At age 30, Taylor Twellman must wonder whether his career has reached its conclusion. He must look back at that fateful night two Augusts ago and ask how differently his career, nevermind his life, would have transpired had he arrived at that Khano Smith ball a split-second earlier, or later.
Maybe he could have dodged out of the way. Or maybe Cronin could have stopped his approach and retreated back to his line. There are endless variations of how that moment could have played out differently, and I suspect that Taylor's examined each of them.
One thing Taylor probably doesn't question is whether he should have chased that ball. He did. He had to. He ran to that ball as fast as his legs could propel him because that's what Taylor Twellman has always done.

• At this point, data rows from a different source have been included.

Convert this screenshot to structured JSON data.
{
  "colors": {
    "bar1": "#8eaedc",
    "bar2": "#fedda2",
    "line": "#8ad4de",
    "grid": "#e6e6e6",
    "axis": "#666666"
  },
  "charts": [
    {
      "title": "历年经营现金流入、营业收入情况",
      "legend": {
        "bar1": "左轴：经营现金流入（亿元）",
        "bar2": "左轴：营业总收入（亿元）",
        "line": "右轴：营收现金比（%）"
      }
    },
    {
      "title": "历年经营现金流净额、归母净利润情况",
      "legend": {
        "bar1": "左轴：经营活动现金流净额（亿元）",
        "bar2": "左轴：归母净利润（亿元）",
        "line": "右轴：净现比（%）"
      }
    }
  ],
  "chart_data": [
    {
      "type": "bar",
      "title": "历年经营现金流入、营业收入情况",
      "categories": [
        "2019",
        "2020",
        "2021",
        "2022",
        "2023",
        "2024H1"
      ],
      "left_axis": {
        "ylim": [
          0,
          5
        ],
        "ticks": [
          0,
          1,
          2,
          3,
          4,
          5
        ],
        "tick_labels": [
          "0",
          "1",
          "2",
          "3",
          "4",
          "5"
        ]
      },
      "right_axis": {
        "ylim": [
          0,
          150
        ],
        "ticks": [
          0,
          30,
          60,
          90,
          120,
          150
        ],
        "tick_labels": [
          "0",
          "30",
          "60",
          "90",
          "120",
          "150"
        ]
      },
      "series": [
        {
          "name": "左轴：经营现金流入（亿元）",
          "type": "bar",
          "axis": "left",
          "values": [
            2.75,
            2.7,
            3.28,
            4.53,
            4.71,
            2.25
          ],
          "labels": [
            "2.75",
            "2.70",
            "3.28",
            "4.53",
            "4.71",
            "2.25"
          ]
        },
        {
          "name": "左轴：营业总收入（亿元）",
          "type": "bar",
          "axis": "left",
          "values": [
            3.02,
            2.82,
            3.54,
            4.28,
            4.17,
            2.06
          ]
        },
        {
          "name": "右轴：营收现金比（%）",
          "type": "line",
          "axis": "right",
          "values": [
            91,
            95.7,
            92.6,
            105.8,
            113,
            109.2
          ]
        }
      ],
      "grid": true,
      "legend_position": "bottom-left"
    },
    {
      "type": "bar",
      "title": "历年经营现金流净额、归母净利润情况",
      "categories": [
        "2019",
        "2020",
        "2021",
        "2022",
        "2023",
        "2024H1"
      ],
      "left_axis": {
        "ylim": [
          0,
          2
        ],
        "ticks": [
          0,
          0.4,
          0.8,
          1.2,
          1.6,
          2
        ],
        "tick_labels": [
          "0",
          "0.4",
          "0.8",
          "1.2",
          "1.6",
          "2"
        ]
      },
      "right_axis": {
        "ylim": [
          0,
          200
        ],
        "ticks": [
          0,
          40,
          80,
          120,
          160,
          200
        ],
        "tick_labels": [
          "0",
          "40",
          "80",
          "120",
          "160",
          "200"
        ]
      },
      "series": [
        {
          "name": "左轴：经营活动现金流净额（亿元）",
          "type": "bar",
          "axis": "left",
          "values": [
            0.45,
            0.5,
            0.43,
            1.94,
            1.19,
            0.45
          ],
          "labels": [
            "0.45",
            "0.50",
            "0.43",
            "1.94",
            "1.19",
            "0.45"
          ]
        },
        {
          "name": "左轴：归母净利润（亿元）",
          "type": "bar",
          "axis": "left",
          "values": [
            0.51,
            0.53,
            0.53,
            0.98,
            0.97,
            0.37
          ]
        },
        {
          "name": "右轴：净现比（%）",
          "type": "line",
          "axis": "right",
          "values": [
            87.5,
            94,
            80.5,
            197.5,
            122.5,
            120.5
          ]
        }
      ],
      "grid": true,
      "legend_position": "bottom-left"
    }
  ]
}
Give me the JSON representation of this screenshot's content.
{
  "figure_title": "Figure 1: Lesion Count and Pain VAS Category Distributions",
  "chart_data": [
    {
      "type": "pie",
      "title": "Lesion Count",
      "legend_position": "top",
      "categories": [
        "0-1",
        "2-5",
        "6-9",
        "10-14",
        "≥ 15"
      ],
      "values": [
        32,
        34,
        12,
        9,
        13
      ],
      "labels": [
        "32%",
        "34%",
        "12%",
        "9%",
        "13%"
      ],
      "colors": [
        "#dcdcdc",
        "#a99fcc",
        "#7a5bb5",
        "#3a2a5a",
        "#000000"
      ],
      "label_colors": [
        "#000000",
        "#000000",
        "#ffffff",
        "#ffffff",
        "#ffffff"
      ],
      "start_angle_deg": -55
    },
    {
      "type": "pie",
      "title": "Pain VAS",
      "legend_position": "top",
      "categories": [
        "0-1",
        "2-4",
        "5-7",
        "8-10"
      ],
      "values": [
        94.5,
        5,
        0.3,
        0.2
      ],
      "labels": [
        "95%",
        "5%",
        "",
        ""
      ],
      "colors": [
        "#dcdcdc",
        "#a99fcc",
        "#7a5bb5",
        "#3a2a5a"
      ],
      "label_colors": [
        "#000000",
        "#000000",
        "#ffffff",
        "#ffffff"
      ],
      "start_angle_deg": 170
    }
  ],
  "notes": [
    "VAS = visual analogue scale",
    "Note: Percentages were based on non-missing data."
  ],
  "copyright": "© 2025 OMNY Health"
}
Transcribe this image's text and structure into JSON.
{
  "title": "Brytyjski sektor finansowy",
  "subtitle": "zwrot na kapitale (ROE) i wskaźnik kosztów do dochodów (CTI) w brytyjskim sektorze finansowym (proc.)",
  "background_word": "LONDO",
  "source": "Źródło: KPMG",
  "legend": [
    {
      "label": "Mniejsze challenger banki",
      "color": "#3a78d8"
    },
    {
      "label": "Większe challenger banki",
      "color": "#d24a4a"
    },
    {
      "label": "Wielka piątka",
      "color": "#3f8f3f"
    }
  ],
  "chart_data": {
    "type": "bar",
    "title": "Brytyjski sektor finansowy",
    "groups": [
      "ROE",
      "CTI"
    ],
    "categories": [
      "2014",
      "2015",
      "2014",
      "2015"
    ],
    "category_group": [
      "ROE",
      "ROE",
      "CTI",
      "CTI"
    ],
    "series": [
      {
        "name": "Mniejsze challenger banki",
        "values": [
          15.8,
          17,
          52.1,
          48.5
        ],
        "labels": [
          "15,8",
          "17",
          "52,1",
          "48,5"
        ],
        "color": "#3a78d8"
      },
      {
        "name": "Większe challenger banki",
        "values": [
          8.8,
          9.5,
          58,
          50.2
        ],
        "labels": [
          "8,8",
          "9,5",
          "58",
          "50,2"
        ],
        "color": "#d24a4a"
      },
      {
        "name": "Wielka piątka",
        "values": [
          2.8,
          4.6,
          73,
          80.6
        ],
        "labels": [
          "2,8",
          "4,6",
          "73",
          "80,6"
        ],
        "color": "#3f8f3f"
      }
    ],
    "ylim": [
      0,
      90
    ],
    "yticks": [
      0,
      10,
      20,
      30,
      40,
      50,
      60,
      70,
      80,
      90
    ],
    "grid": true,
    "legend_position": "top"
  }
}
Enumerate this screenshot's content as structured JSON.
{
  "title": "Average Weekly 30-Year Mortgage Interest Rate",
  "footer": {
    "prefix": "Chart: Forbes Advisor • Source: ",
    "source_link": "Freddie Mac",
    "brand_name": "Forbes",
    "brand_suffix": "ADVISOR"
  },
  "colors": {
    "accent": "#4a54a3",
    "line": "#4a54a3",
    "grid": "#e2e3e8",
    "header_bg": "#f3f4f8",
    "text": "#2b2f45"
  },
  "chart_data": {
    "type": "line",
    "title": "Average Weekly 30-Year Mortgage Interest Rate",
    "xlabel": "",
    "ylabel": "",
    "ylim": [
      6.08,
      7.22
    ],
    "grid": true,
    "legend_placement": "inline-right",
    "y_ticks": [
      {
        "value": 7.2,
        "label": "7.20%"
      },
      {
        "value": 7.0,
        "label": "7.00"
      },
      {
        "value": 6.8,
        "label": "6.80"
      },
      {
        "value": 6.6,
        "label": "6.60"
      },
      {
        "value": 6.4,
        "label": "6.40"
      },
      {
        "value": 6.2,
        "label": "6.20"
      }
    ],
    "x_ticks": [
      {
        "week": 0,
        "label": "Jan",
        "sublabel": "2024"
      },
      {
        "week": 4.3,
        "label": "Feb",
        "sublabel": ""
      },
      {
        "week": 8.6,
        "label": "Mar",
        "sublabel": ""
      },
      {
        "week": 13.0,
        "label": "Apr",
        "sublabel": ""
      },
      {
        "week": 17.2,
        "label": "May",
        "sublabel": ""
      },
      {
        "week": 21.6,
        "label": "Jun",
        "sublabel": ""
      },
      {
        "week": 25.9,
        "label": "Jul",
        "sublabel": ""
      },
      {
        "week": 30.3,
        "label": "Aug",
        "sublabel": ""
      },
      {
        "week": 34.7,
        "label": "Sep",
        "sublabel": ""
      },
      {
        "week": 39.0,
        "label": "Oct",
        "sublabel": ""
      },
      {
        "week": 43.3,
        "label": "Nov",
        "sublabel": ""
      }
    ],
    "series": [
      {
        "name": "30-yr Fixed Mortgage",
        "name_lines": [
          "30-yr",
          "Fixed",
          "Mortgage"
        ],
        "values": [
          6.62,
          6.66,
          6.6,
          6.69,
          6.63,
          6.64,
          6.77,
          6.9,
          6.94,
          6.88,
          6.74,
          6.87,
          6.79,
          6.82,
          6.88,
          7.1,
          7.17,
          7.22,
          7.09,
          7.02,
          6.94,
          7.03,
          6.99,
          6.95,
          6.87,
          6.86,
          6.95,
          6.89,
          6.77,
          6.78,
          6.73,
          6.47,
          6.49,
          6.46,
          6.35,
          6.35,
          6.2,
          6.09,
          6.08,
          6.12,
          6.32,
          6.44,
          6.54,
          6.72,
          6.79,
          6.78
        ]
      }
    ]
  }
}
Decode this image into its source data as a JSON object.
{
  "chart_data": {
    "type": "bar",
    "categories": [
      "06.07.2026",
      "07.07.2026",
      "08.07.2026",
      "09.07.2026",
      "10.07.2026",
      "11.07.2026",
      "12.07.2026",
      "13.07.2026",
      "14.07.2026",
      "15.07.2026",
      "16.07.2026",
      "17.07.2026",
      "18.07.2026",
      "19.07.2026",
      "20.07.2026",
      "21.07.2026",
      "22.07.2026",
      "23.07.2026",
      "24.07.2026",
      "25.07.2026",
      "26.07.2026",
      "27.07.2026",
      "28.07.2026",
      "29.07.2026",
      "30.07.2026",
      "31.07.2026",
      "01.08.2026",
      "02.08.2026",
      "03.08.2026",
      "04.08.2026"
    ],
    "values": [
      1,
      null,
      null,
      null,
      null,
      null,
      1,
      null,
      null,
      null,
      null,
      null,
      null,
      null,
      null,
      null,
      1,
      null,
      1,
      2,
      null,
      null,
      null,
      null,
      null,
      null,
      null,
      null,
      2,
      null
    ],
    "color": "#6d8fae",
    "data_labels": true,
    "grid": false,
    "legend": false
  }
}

For him, it's always been full-tilt, full-time.*
(*I know the phrase is more famously attributed to former Patriots linebacker Tedy Bruschi, but anyone who's watched Taylor over the years absolutely knows that the same could be said of Taylor.)
Whether he returns to the pitch next year, or decides to hang up his boots for good, one thing is abundantly clear: we're left wondering the same thing about Taylor that we wondered about Tony C. We witnessed greatness cut short, and as a result, we will always wonder what could have been.